Ice core probes from deep drills made on the Antarctica, employed to investigate climate during the past hundreds of thousands of years, revealed that warm
periods corresponded with high carbon dioxide levels and cold ones with low levels of this main greenhouse gas. For 2 million years, our planet experiences Ice Ages and in between, warmer periods, called interglacials. We are now in an interglacial (even if man-made global warming seems to change this).

The cycles glacial-interglacial were explained by the Serbian geophysicist Milutin Milankovitch. He said the ellipse run by Earth around the Sun varies in time, modifying the energy amount received by our planet from its star. The tilt of the Poles is also slightly modified and the Sun is not exactly in the center of the ellipse. Combining these factors, Milankovitch got a periodicity of 100,000 years, corresponding approximatively to the duration of recorded Ice Ages and interglacials. The last glaciation ended 10,000 years ago.

But Earth has also its millennial whims. In fact, Europe passed through a miniglaciation from XVth century till about 1850. The paintings of the Flemish painter Peter Bruegel depict frozen snowy winters in a Belgium that rarely knows winter snow currently. In fact, this miniglaciation finished the Viking settlements on Greenland.

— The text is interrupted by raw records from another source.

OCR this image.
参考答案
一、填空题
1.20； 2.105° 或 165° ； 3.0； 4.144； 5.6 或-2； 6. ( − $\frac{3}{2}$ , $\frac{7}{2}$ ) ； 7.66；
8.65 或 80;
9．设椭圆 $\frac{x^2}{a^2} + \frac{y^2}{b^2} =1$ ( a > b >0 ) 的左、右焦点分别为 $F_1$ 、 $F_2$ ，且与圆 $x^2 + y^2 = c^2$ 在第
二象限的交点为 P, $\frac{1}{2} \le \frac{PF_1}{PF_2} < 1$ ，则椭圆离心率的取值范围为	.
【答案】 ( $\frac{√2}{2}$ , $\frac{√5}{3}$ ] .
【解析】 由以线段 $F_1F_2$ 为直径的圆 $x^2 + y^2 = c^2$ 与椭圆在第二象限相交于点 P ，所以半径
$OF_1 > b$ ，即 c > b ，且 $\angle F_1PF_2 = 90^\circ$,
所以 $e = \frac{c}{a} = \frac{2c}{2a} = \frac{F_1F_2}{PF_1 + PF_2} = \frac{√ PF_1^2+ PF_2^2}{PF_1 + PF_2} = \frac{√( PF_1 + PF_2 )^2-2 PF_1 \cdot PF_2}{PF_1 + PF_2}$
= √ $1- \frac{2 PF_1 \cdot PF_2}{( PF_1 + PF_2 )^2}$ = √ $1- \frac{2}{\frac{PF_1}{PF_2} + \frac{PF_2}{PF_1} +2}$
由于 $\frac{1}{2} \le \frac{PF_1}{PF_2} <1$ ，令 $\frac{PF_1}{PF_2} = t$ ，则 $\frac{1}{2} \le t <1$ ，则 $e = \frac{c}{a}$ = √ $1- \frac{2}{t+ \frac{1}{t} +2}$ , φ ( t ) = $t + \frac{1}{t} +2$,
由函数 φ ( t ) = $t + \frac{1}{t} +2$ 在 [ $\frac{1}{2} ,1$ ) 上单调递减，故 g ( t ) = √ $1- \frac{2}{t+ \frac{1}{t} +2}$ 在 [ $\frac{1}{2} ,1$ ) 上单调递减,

There are many hypotheses trying to explain these microchanges, from solar spots to oceanic conditions. It is known that the oceans act like a thermostat of the Earth, absorbing huge amounts of energy and distributing it after that slowly to the poles.
The Ocean makes felt its role in the global clime in the best way through El Ninio, a 4-5 years cycle, which turns upside down clime on large areas: typhoons and floods on desert areas of eastern Pacific and severe droughts in normally wet zones of the western Pacific.
This phenomenon is due to a change on the trade winds cycle on the Pacific.

Some researchers estimate that in 5,000 years, we should enter naturally into a glacial period, but with the current global warming, this seems less likely.

From 1850 to 1980, the carbon dioxide dumped by people through the burning of the fossil fuels into the atmosphere raised its level by 25 % (from 0.028 % to 0.034%) while till 2030 it will be more than the double of its percentage at the beginning of the industrial era. The Earth's temperature is already with over 0.5 degrees C higher, and the sea level has risen with over 15 cm (0.5 ft). The Earth's temperature will experience a 2-4 degrees C rise, but this will affect less the tropics and more the high latitude, where polar ice caps are located. This is extremely high, as even during the coldest Ice Ages, Earth temperature did not drop more than 4 degrees below the present one.

By 2030 the sea level could be already 75 cm (2.5 ft) higher, which will create huge problems in the low areas of the world.